Regional languages have provided protection against colonial consciousness. I often tell my Indian students to think in their native languages, as though they are speaking to their grandmothers. The result is striking: the amount of nonsense that comes out of their mouths gets reduced drastically. It is much harder to speak in slogans, jargon and produce verbiage if you must explain it in Kannada or Marathi to your grandmother. Then you are forced to interrogate what you are saying. You are forced to think. (You cannot explain to your grandmother what ‘coloniality’ or ‘decoloniality’ is even if someone has coined a regional language word to translate these words.) But unfortunately, regional languages are on the decline. The millennials were already severely handicapped and now their children will be even more stunted: incoherent, confused, and unhappy personalities who speak broken English with pseudo-American accents.

We can improve this sorry situation by promoting regional languages in India. One way to do it would be to combine the strengths of the twentieth century with the strengths of our culture (its orality) by creating and promoting audio books of some of the great literature written in Indian regional languages.

Because the millennial and post-millennial generations cannot read or write in regional languages, they have a very limited access to language and culture. The scope of their language is limited to conversations with friends and TV series. Without access to the richness of ideas through language, they have no way of evolving. So, they lose access to one of the most important resources of a culture: its literature, art, and ideas. And without these resources, they cannot aspire to become anything more than two-dimensional uncultured boors. Therefore, by making the literature in regional languages available as audio books, we can partially restore their access to regional languages and thus to Indian culture and ideas.

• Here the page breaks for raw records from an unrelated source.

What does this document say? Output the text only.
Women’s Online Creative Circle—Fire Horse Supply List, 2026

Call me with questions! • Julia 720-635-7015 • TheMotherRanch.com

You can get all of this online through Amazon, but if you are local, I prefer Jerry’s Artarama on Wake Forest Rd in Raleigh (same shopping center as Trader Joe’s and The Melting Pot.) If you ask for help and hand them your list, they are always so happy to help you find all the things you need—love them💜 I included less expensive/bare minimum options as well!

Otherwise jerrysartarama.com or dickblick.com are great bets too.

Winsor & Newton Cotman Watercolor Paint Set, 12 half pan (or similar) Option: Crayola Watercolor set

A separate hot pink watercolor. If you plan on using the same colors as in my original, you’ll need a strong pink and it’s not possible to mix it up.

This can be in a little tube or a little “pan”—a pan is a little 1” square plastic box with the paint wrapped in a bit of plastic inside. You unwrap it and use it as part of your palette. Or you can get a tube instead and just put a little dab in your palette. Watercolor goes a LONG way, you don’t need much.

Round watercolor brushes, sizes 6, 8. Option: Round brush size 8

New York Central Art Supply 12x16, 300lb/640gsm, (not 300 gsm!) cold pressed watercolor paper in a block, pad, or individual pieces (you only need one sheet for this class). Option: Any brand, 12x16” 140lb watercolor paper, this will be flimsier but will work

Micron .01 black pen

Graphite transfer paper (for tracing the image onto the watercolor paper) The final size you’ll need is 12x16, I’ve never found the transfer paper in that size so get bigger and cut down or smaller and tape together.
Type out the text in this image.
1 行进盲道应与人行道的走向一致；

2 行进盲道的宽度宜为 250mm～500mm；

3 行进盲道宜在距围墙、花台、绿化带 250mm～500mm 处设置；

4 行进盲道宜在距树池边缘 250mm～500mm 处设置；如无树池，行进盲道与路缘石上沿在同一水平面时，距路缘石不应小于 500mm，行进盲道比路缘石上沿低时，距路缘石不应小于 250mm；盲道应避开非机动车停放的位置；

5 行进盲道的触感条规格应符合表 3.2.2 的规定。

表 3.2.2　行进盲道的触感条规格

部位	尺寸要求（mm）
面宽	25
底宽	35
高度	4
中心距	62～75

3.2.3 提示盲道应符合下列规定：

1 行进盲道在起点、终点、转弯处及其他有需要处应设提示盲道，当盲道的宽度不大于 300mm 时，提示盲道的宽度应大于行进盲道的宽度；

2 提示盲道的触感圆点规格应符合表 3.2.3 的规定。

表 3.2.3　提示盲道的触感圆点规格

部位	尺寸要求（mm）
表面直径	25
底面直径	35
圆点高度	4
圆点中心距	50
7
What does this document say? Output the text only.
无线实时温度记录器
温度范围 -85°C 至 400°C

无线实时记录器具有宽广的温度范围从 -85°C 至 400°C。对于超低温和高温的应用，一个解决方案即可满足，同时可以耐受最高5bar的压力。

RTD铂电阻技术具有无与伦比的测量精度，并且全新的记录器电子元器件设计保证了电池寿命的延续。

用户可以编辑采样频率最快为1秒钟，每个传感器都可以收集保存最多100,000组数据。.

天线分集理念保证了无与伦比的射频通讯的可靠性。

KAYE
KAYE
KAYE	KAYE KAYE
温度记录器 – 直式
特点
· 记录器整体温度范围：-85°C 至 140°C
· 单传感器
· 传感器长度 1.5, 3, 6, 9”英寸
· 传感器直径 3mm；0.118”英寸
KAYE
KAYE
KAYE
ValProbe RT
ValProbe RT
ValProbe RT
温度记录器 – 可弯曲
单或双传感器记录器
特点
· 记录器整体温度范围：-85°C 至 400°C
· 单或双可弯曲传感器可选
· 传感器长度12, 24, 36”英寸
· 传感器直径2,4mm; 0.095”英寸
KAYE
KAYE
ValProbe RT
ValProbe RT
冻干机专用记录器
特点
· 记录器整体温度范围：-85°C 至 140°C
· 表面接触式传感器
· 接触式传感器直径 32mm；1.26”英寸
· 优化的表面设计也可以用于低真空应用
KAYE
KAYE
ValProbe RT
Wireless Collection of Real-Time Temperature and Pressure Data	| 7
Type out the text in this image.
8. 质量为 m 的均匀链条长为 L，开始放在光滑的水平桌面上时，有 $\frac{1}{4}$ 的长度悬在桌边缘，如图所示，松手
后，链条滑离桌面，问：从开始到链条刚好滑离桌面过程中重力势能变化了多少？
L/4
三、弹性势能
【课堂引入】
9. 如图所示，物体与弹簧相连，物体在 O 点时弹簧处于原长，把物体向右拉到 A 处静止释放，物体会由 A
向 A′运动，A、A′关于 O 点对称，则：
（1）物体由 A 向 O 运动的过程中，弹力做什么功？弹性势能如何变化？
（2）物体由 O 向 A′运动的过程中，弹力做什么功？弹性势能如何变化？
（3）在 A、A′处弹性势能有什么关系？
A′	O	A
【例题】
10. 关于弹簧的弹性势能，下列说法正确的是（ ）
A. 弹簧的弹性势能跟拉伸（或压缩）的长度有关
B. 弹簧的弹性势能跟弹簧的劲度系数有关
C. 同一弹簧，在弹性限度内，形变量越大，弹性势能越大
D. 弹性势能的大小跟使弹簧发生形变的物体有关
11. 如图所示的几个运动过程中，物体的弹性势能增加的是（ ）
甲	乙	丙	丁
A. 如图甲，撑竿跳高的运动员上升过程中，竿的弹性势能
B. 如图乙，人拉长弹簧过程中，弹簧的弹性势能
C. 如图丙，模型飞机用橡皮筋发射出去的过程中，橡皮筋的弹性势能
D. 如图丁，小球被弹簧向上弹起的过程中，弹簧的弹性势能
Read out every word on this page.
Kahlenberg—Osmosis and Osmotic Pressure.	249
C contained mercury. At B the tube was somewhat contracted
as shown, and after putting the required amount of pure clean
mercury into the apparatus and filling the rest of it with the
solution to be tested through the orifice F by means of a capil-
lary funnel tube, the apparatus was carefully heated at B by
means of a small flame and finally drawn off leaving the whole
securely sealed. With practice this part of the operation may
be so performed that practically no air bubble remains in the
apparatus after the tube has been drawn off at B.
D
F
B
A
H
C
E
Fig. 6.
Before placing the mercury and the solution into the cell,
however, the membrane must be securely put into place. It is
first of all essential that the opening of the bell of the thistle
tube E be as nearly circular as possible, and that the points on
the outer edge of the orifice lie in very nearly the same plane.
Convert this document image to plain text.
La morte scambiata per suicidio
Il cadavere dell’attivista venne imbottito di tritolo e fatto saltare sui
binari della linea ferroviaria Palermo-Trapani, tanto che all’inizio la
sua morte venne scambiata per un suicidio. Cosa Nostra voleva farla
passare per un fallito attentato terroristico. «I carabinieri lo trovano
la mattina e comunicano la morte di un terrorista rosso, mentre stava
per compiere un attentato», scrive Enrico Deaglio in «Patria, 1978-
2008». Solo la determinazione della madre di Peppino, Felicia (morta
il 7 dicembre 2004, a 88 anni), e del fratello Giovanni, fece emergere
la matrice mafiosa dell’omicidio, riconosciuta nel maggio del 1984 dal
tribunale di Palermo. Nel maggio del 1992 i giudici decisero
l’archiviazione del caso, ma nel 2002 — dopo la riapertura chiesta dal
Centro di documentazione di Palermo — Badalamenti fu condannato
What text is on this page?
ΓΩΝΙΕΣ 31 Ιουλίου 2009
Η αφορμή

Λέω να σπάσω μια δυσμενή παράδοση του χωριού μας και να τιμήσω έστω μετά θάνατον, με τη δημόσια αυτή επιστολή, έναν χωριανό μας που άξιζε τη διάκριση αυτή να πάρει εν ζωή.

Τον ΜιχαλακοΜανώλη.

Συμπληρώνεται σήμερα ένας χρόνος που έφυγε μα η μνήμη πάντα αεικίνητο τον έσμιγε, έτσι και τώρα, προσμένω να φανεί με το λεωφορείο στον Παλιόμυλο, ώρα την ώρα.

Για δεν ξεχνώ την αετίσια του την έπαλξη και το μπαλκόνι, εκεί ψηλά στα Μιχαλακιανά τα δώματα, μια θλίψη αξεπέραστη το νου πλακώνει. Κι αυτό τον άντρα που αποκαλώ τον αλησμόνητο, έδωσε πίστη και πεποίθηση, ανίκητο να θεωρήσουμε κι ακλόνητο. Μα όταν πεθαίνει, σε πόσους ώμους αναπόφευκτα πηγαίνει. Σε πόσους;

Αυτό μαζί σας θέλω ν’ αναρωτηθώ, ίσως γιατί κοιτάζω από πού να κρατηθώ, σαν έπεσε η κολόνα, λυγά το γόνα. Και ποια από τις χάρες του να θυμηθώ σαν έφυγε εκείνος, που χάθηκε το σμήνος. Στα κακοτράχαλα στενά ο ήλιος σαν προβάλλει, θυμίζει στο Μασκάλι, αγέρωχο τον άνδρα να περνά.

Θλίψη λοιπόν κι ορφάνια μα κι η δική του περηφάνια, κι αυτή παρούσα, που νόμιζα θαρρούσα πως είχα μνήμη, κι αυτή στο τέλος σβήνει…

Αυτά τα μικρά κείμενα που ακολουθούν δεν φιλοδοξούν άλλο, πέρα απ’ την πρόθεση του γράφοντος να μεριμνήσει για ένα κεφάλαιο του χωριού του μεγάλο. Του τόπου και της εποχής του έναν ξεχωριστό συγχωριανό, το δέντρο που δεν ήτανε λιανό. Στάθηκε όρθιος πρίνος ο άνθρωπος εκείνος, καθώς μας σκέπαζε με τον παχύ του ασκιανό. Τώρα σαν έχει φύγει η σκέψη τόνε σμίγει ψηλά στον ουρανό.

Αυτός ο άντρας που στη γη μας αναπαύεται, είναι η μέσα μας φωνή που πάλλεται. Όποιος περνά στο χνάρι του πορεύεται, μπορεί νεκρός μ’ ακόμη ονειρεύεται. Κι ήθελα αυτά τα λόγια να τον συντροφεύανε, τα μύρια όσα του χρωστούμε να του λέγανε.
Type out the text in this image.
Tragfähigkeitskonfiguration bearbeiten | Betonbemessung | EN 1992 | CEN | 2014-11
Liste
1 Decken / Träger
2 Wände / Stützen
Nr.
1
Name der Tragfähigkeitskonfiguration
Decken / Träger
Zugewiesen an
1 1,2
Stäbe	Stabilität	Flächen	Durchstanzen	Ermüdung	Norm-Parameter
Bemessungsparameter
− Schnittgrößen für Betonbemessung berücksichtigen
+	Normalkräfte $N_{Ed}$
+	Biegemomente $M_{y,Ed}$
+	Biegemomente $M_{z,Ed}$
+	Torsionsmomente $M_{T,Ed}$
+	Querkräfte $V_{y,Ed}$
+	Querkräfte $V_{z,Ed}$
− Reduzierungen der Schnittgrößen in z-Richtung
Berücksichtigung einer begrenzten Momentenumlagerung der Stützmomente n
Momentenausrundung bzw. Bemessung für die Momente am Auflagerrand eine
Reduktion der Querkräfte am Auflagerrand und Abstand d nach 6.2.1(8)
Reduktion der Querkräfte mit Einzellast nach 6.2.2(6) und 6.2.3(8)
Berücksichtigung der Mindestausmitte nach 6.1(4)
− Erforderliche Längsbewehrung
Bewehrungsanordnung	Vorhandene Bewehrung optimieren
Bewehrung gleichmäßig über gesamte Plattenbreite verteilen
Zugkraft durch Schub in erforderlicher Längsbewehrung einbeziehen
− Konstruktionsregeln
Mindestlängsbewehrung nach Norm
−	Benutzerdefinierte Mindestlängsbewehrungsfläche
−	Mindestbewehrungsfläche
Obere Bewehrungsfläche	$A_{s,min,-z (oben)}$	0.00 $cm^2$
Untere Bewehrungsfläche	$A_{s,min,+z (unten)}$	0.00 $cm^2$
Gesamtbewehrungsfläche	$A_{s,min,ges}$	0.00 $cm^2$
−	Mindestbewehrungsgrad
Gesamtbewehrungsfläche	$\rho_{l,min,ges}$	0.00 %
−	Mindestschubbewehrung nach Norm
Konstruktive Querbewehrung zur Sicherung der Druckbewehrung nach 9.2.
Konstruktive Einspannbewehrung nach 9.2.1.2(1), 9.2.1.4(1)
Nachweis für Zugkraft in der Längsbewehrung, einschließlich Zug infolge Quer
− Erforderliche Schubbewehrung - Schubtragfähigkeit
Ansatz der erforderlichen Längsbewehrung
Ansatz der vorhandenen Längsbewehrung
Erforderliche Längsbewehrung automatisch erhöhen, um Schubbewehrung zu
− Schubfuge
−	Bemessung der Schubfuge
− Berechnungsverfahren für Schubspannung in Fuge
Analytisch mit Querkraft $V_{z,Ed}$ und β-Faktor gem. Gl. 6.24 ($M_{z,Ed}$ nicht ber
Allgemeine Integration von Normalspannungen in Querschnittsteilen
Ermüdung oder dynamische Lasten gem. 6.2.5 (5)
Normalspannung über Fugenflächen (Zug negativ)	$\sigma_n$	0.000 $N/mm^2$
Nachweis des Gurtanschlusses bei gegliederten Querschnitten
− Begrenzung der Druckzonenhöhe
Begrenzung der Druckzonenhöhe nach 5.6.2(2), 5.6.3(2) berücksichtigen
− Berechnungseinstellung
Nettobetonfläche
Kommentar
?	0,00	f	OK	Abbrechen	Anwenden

What I hope will happen in India is that a generation will come which can look at the ravages wrought by colonialism and the post-independence institutions and start dismantling the useless and dangerous structures and start building anew. They will have to be intellectuals and builders, formed and shaped by the consequences of the current generation’s failures. Perhaps the grandchildren of the millennials. They will need intellectual tools and frameworks. It is for that posterity that I write.